12 March, 2015

Hear What You’re Missing


Last week Vox posted an interesting article called “Listen to what gets lost when an MP3 is made”. It features the work of a Ph.D. student named Ryan McGuire who is behind a project to let people hear the sounds that are discarded when a song is made into an MP3.

The MP3 format can reduce the file size of a song as much as 10-fold, but in the process something has to be filtered out. Which sounds get filtered out of a song to make the file smaller was determined in 1993 by a group of European sound engineers who using songs like Tracy Chapman’s “Fast Car,” and Vega’s “Tom’s Diner.” In 1994, MP3s became a public format and, after the advent and widespread use of the internet, they are now the primary format that most people listen to music in.

But what happened to those filtered out sounds?

Ryan MaGuire, a a Ph.D. student in Composition and Computer Technologies at the University of Virginia Center for Computer Music, created a project called “moDernisT” to find out. McGuire’s project pulls out those missing sounds and lets them live on their own.

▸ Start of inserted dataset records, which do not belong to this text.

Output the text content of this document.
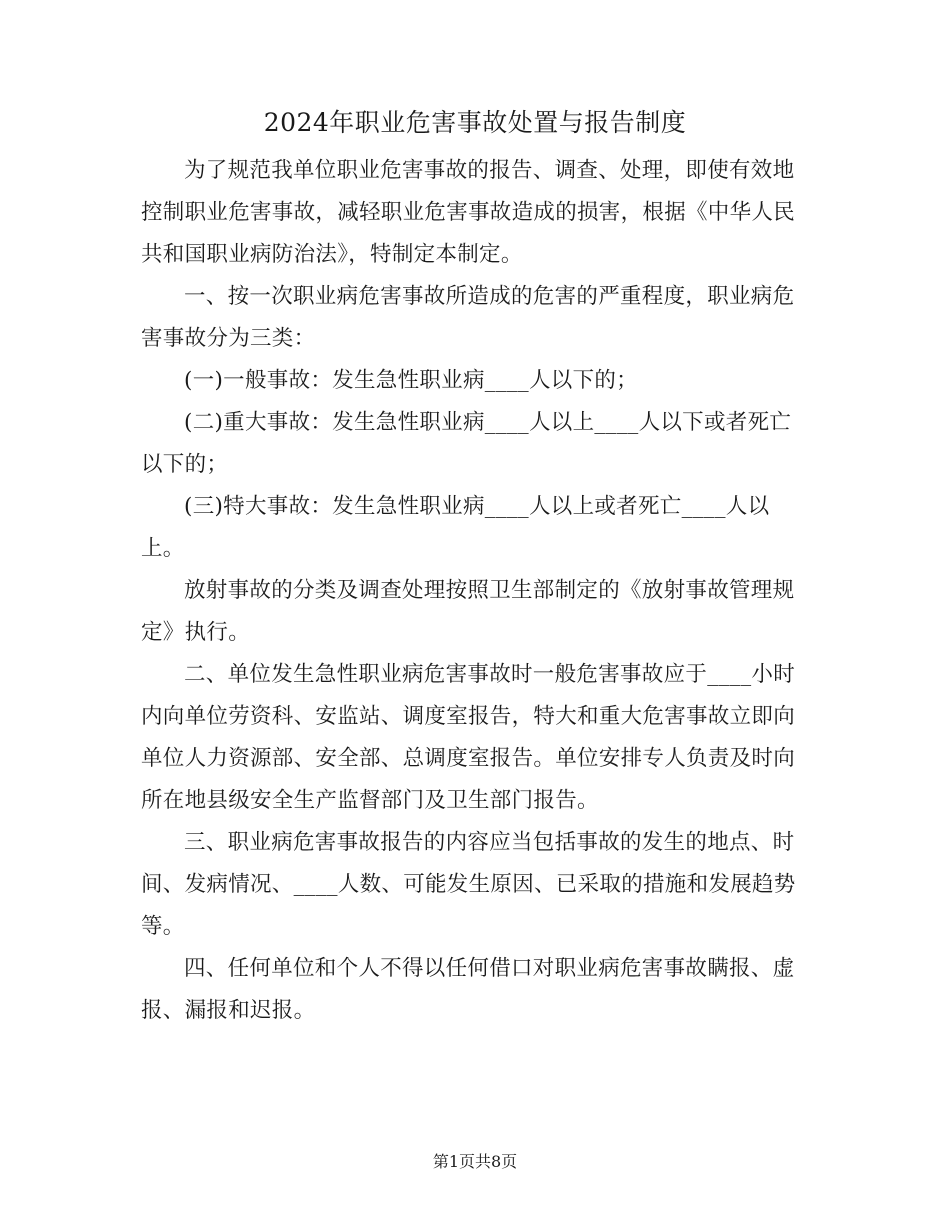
2024年职业危害事故处置与报告制度

为了规范我单位职业危害事故的报告、调查、处理，即使有效地控制职业危害事故，减轻职业危害事故造成的损害，根据《中华人民共和国职业病防治法》，特制定本制定。

一、按一次职业病危害事故所造成的危害的严重程度，职业病危害事故分为三类：

(一)一般事故：发生急性职业病____人以下的；

(二)重大事故：发生急性职业病____人以上____人以下或者死亡以下的；

(三)特大事故：发生急性职业病____人以上或者死亡____人以上。

放射事故的分类及调查处理按照卫生部制定的《放射事故管理规定》执行。

二、单位发生急性职业病危害事故时一般危害事故应于____小时内向单位劳资科、安监站、调度室报告，特大和重大危害事故立即向单位人力资源部、安全部、总调度室报告。单位安排专人负责及时向所在地县级安全生产监督部门及卫生部门报告。

三、职业病危害事故报告的内容应当包括事故的发生的地点、时间、发病情况、____人数、可能发生原因、已采取的措施和发展趋势等。

四、任何单位和个人不得以任何借口对职业病危害事故瞒报、虚报、漏报和迟报。

第1页共8页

According to the article “Tom’s Diner” by Susanne Vega was the first song to become an MP3. And here are the leftovers from that song after having been compressed.

moDernisT_v1 from Ryan Patrick Maguire on Vimeo.

It’s quite a bit more than I thought it would be. I figured that stuff beyond a certain frequency would have been lopped off but it really sounds like the compression process takes out a bit of everything.